What’s not so widely appreciated is that the most accomplished of all GT40s arrived at a time when Ford had withdrawn its factory team and Ferrari had faded from sports car racing. Ford had shelled-out $20m to win Le Mans with the Shelby-American team in ’66 and ’67 and was unwilling to splash any more cash. Ferrari had won Le Mans every year from ’60 to ’65 (as well as in ’58, ’54 and ’49) and was now focused on Formula 1.
This means GT40 1075 won Le Mans in ’68 despite Ford’s prior withdrawal; despite one of its drivers, Lucien Bianchi, spinning the car in the wet conditions that made the race treacherous for four hours; and despite its other driver, Pedro Rodriguez, having something of a reputation as a firebrand and car-breaker. Even more surprising was Le Mans a year later, where 1075 was driven by Jacky Ickx and Jackie Oliver against apparently unbeatable opposition from Porsche and won again.
One of Porsche’s fast but untamed 917s swept to pole position at Le Mans in ’69 at an average lap speed of 148.49mph, and for hour after hour it was a 917 that led the race - but the one privately-entered 917 crashed-out on the opening lap, claiming the life of driver John Woolfe, and the two factory-entered cars were eventually halted by clutch/bellhousing problems after 148 and 327 laps. With three hours to go, GT40 1075 moved into the lead - but the Porsche 908 of Hans Herrmann and Gérard Larrousse was on the same lap and the two cars were evenly matched. The Porsche was faster on the Mulsanne Straight, the Ford better under braking, and for Le Mans’ greatest battle the stage was set.

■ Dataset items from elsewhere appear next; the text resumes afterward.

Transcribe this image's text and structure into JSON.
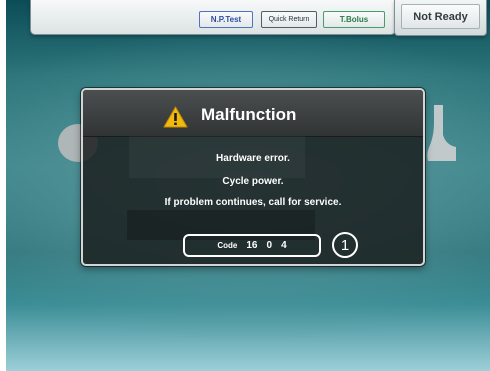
{
  "toolbar": {
    "np_test": "N.P.Test",
    "quick_return": "Quick Return",
    "t_bolus": "T.Bolus",
    "status": "Not Ready"
  },
  "dialog": {
    "title": "Malfunction",
    "title_icon": "warning-triangle-icon",
    "messages": [
      "Hardware error.",
      "Cycle power.",
      "If problem continues, call for service."
    ],
    "code_label": "Code",
    "code_values": [
      "16",
      "0",
      "4"
    ],
    "callout": "1"
  },
  "colors": {
    "background_teal": "#3a8287",
    "dialog_bg": "#1f2222",
    "warning_yellow": "#f2b90f",
    "np_test_blue": "#2e4ea4",
    "t_bolus_green": "#2b7a48"
  }
}
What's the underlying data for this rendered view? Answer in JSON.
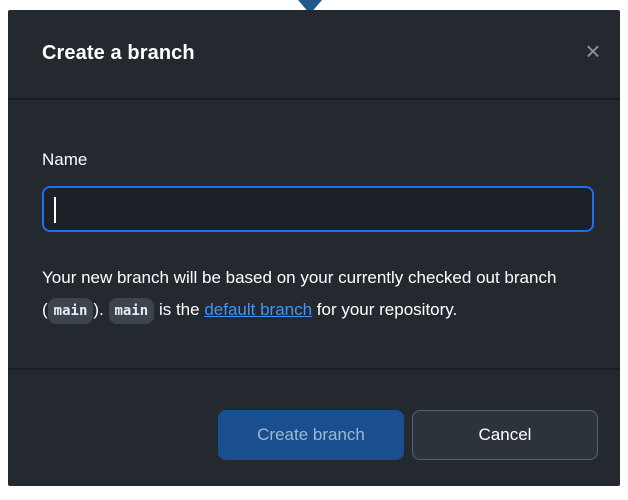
{
  "dialog": {
    "title": "Create a branch",
    "close_symbol": "×"
  },
  "form": {
    "name_label": "Name",
    "name_value": "",
    "desc_part1": "Your new branch will be based on your currently checked out branch (",
    "current_branch": "main",
    "desc_part2": "). ",
    "default_branch": "main",
    "desc_part3": " is the ",
    "default_branch_link": "default branch",
    "desc_part4": " for your repository."
  },
  "footer": {
    "create_label": "Create branch",
    "cancel_label": "Cancel"
  },
  "colors": {
    "dialog_bg": "#24292f",
    "accent": "#1f6feb",
    "link": "#4493f8",
    "create_button_bg": "#1a4f8f"
  },
  "icons": {
    "close": "close-icon",
    "pointer": "caret-down-icon"
  }
}
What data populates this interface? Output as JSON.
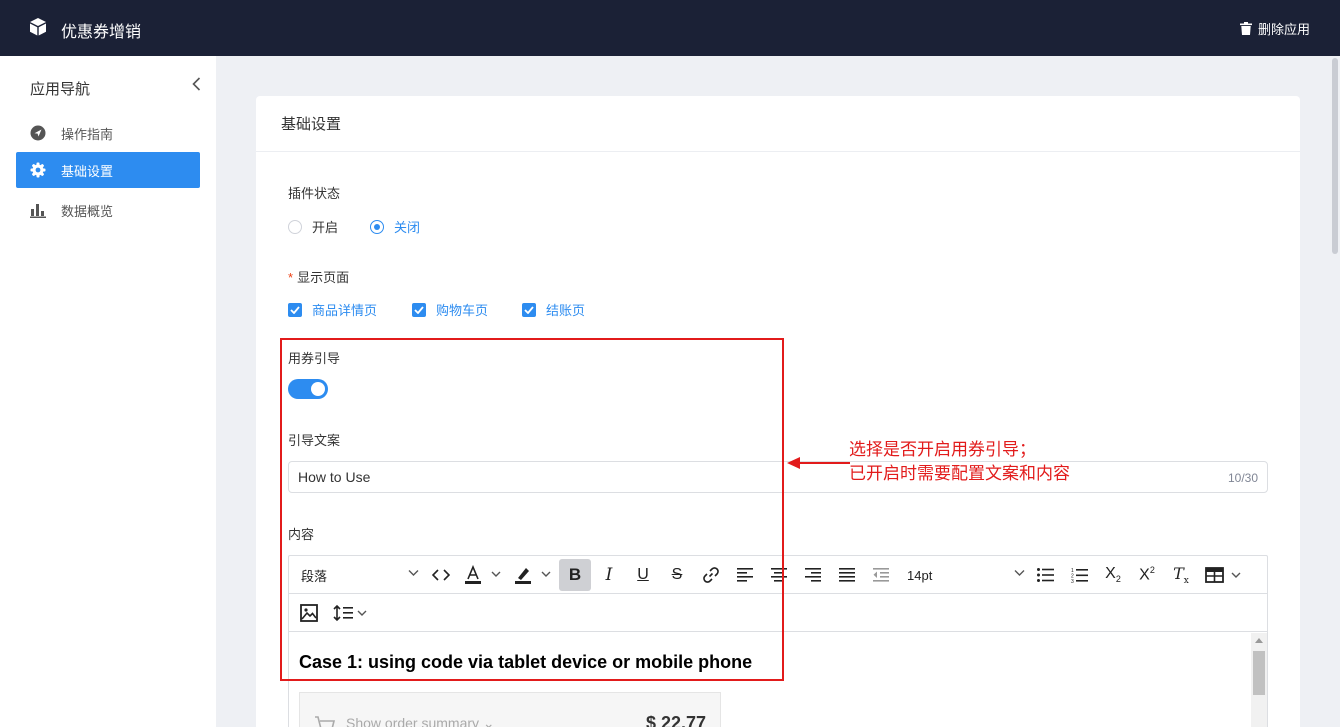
{
  "app": {
    "title": "优惠券增销",
    "delete_label": "删除应用"
  },
  "sidebar": {
    "title": "应用导航",
    "items": [
      {
        "label": "操作指南",
        "icon": "compass-icon",
        "active": false
      },
      {
        "label": "基础设置",
        "icon": "gear-icon",
        "active": true
      },
      {
        "label": "数据概览",
        "icon": "bar-chart-icon",
        "active": false
      }
    ]
  },
  "card": {
    "title": "基础设置"
  },
  "form": {
    "plugin_status": {
      "label": "插件状态",
      "options": [
        "开启",
        "关闭"
      ],
      "selected": "关闭"
    },
    "display_pages": {
      "label": "显示页面",
      "required": true,
      "options": [
        "商品详情页",
        "购物车页",
        "结账页"
      ],
      "checked": [
        "商品详情页",
        "购物车页",
        "结账页"
      ]
    },
    "coupon_guide": {
      "label": "用券引导",
      "enabled": true
    },
    "guide_text": {
      "label": "引导文案",
      "value": "How to Use",
      "count": "10/30"
    },
    "content": {
      "label": "内容",
      "toolbar": {
        "block_format": "段落",
        "font_size": "14pt"
      },
      "heading": "Case 1: using code via tablet device or mobile phone",
      "summary_text": "Show order summary ⌄",
      "summary_price": "$ 22.77"
    }
  },
  "annotation": {
    "line1": "选择是否开启用券引导；",
    "line2": "已开启时需要配置文案和内容",
    "color": "#e21b1b"
  },
  "colors": {
    "primary": "#2d8cf0",
    "topbar": "#1b2136",
    "annotation": "#e21b1b"
  }
}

Again and again the Ford and the Porsche swapped the lead, sometimes several times a lap. Heading past the pits and out into the country for the last time, on the section of the circuit through the Esses to Tertre Rouge, Ickx slowed momentarily, just enough to let Herrmann pass. He had calculated the only way he could keep up was by tucking into the Porsche’s slipstream along the Mulsanne Straight - and he planned to swerve back out of the slipstream and alongside the Porsche on the run-up to Mulsanne Corner, get on the brakes oh-so-late, and overtake. This audacious tactic paid-off. The GT40 dived past the Porsche and stayed ahead - if only just - all the way to the chequered flag.
These successes against the odds - in addition to notable victories at Brands Hatch, Spa, Watkins Glen and Sebring - are all the more admirable because GT40 1075 was swimming against the tide of technical progress. By 1970 Le Mans would belong to Porsche’s 917 and so too would the iconic blue-and-orange livery of Gulf. These changes confirmed that 1075 had marked the end of an era. Its heroic story makes for a great book.